How delighted one is once he’s been granted the luxury to find a seat in the metro, right? Well again, not all seats are equal in regards to the eternal and sacred sweat pit that is the Dubai Metro.
There are two sets of cursed seated spots where the notion of private space is sucked up in a black hole of civil war to be. We’ll only talk about the face to face one seater version (the two seaters simply involves an additional rule of legs and shoulder fighting for space).
During your 20+ minute linear journey, you’re awkwardly facing someone and try to avoid seeing what kind of shade of red is the white of their eye that morning.

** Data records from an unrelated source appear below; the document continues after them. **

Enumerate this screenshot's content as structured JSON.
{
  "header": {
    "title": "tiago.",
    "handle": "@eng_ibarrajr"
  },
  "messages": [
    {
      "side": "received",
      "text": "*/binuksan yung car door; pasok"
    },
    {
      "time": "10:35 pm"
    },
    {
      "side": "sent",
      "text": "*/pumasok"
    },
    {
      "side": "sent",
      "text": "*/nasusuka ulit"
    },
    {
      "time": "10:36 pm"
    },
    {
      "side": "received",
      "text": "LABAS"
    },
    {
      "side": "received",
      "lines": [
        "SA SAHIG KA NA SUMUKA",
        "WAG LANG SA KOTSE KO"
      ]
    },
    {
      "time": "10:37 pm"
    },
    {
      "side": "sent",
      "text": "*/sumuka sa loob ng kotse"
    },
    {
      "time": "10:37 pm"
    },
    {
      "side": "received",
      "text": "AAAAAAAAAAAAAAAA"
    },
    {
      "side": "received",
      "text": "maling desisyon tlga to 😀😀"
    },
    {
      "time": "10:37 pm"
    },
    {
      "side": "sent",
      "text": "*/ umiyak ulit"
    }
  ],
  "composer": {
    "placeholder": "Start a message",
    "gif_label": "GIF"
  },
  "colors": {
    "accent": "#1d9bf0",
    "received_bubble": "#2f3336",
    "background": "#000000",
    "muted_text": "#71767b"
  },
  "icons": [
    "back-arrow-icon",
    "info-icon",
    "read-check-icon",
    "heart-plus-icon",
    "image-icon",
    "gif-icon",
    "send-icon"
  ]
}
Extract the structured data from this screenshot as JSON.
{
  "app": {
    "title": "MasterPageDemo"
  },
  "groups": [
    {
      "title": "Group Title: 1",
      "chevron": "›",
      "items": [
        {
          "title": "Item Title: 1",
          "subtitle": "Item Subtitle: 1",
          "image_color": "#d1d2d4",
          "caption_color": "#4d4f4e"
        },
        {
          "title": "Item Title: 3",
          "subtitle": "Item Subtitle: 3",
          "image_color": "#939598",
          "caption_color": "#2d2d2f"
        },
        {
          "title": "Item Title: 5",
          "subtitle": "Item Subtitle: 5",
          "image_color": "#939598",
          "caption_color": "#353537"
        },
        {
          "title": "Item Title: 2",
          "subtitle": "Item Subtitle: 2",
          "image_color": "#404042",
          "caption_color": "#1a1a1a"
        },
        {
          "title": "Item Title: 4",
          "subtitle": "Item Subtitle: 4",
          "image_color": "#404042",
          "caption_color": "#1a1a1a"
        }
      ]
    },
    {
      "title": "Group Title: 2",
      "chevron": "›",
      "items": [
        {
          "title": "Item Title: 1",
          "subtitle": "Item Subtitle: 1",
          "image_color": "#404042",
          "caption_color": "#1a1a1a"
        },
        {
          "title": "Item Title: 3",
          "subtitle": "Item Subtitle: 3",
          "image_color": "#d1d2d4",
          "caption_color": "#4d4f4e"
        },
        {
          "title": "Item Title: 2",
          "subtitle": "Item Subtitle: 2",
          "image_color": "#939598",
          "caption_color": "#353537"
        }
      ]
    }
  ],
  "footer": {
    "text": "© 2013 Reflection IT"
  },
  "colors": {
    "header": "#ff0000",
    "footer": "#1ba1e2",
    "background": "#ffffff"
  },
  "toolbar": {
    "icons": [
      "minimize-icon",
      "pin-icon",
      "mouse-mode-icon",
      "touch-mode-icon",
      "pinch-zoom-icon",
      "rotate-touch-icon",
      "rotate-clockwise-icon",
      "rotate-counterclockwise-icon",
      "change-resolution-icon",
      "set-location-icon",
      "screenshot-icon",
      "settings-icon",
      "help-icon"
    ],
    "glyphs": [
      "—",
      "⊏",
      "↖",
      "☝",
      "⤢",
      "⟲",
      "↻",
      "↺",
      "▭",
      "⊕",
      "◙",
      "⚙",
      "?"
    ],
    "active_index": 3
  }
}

You may be facing the way or looking back – it doesn’t matter, the enemy is always in front of you. Cross your legs or the Pakistani will shove his two sticks in the interstice you left inbetween. Don’t stare in the European girl’s cleavage or don’t try to sneak a peack inside of her short dress when she crosses her legs the other way. Beware of the cockroach roaming around in the Indian guy’s 70s shirt collar style. The covered girl will not flirt with you. Contain yourself in front that Filipina shouting on the phone to ate.
When reaching a fancy pantsy station like ADCB (Karama), the metro changes shapes and colours. And smells. Passing on the case of douchebags all rushing inside without letting passengers get off the train, let’s fast forward when these people made their way in. They probably have a poor inside ear, hence a horrible body balance, as it seems it’s a matter of survival to grab those handles hanging from the top, which they obviously are placed right above your seat. So you find yourself surrounded by hung up degenerated urban monkeys, looking like a piece of clothe trying to dry up the world map shaped patch of sweat they put on freshly in the morning. There is a variation when people (the finest kind) put their turd off ass right on the side of your seat, touching your shoulder and arm with their caca box, with a baffling ease in the gesture. Till they get elbowed in the fuck.
Yet, there still are individuals standing above the aforementioned ones. Candy Crush cunt, Pokémon Go pieces or shit, What’s App asshole or Facebook fuckers that point their 1 month Filipino salary phone right at your face the whole trip standing next to you. Literally taking a picture of your scalp, if they were not actually checking the number of likes on the photo of their homemade pig feet pancit from the night before. So close from your head you can read their notifications by telepathy.
All these people should have a separate carriage, like we managed to put the women away. They could create one class for rude fucks only, with a colour code that would be brown. Or maybe I should go for Gold class, but that would be losing the fight by surrender, and going to the actual stuck up cunt carriage of the Dubai Metro.